'Nobody is healthy in London, nobody can be'
As readers of this blog will surely know, the Wellcome Library and Wellcome Images hold one of the world’s great archives of historical medical and scientific images. Over the next few years a new partnership between the Library, Wellcome Collection, and Thames & Hudson will be exploring this remarkable collection, through a series of lavishly-illustrated hardback books. I’ve been working with a team of researchers, editors, and designers on the first volume in this series – The Sick Rose, or, Disease and the Art of Medical Illustration, which will be published in May 2014. This is a coffee-table book that you may not want to leave lying around on your coffee-table, a glorious (and occasionally gruesome) visual history of anatomy, art and revolution in the nineteenth century. We’ll be organising a series of events to mark publication in London and Brookly (as part of my time as Scholar in Residence at the Morbid Anatomy Library), and in the meantime here’s a preview of the cover and a taster of the contents, from the Thames & Hudson spring catalogue:
‘A covetable collection for artists, historians and aficionados of the weird and wonderful, The Sick Rose combines social history with astonishing, sometimes gruesome artwork.
In an era before widespread colour photography, accurate medical illustrations were relied upon to teach students and aid diagnosis. The best examples, featured in this book, are beautiful and morbid, sublime and singular, and remarkable pieces of art.
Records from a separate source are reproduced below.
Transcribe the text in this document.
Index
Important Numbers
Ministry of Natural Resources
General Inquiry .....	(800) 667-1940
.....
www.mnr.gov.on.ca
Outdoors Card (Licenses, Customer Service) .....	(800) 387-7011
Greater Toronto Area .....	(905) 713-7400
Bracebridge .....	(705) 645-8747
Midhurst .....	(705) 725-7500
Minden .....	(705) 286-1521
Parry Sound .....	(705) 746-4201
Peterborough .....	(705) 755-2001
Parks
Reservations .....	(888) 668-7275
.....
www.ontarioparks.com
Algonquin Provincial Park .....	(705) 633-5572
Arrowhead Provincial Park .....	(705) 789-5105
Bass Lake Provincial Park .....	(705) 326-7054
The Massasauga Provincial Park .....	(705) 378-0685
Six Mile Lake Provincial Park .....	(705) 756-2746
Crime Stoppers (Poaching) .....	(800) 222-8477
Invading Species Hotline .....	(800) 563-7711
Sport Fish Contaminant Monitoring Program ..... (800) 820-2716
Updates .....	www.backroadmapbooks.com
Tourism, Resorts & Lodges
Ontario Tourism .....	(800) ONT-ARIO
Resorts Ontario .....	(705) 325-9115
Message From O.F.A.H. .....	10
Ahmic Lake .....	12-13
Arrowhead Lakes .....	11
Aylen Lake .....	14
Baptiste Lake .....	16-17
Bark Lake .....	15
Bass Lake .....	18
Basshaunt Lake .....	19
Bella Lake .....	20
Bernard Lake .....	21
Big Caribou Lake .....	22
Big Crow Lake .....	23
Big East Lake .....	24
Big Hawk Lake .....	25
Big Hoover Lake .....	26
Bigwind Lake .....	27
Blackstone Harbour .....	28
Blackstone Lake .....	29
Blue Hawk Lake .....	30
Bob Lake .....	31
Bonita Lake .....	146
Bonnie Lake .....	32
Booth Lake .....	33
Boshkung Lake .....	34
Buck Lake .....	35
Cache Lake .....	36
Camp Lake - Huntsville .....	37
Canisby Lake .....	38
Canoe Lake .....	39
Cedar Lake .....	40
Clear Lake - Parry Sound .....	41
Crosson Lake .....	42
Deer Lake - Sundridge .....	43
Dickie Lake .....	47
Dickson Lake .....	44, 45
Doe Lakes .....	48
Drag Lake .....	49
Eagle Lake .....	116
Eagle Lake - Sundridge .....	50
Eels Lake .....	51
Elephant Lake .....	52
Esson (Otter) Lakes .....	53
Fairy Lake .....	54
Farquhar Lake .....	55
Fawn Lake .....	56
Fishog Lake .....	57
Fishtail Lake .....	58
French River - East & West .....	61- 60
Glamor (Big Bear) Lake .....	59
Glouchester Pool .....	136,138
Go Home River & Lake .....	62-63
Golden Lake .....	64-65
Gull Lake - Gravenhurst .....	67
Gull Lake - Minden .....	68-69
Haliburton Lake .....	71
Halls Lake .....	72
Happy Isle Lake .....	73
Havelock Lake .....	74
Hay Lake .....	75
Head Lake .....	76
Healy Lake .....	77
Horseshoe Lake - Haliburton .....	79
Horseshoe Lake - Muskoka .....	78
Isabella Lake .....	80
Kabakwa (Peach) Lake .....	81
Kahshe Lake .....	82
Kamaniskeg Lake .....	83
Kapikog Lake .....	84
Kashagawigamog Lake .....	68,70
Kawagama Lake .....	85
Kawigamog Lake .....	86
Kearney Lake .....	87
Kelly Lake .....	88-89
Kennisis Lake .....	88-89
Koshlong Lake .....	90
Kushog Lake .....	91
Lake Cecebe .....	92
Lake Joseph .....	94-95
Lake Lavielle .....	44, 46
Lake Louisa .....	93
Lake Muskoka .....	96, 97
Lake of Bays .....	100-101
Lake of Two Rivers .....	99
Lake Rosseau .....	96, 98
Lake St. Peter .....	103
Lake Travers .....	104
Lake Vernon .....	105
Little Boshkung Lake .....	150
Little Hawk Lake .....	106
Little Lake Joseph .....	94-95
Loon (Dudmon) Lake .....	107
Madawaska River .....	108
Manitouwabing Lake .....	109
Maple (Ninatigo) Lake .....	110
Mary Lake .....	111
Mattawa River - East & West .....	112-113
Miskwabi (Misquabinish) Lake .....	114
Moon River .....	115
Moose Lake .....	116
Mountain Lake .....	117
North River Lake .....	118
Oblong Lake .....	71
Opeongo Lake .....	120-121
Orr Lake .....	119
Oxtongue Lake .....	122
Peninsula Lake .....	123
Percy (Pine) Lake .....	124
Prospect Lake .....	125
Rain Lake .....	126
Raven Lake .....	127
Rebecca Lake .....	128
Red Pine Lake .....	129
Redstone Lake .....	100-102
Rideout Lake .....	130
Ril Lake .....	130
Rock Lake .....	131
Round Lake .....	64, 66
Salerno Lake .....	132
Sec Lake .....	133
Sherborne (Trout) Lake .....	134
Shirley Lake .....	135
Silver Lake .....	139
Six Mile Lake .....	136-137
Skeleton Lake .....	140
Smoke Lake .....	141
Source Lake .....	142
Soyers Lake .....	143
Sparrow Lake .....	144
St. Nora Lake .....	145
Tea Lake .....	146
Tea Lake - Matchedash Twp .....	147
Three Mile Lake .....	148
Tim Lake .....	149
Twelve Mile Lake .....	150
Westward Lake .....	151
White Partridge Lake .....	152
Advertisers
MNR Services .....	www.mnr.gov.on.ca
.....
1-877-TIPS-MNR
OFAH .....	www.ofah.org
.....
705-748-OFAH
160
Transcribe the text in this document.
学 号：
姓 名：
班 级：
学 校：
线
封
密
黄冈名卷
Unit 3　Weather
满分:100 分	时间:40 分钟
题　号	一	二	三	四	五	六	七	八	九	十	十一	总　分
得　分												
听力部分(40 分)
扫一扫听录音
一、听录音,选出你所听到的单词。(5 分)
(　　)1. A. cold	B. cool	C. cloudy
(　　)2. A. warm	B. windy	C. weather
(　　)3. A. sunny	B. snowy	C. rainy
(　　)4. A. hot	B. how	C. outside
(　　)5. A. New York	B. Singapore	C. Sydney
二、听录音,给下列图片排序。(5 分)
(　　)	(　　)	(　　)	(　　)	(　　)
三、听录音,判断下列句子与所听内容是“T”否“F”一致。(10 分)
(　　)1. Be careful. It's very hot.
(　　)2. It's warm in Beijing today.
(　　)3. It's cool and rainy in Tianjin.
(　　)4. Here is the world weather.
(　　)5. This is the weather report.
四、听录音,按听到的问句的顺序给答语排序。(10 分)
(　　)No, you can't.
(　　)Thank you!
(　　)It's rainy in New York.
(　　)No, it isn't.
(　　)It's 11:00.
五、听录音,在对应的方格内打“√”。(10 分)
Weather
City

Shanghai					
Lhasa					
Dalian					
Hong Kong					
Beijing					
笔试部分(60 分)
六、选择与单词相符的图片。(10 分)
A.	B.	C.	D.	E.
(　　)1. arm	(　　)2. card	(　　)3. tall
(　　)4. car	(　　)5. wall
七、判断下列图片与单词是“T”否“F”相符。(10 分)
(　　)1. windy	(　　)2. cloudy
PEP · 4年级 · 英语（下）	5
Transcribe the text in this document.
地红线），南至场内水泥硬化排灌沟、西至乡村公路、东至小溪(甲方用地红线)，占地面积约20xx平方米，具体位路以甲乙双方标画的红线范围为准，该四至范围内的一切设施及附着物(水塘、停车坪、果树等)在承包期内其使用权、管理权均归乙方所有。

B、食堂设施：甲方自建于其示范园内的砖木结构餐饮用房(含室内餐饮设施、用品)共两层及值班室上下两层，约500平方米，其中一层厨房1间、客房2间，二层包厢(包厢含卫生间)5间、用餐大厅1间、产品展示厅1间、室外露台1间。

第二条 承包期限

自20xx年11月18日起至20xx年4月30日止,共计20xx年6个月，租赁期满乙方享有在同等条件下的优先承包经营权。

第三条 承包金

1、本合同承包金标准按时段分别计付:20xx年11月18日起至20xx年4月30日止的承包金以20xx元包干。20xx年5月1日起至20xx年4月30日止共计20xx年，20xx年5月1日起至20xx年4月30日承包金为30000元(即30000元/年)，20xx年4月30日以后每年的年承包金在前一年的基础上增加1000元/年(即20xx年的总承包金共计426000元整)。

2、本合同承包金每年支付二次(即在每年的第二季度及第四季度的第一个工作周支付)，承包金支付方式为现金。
Organised by disease, each chapter focuses on the historical impact of a particular affliction. Objects from Wellcome Collection, such as early stethoscopes, vaccination kits and other medical miscellanea are also featured, as are occasional caricatures, diagrams, paintings and maps The epidemics that shaped the century, such as tuberculosis and syphilis, are placed in context through a lively text by Richard Barnett, who proves to be an affable guide through some macabre territory.
This fascinating Wunderkammer of a book will enthral artists, designers, historians, fans of Francis Bacon, lovers of Zola, readers of Dickens, reciters of Keats, and the incurably curious everywhere.’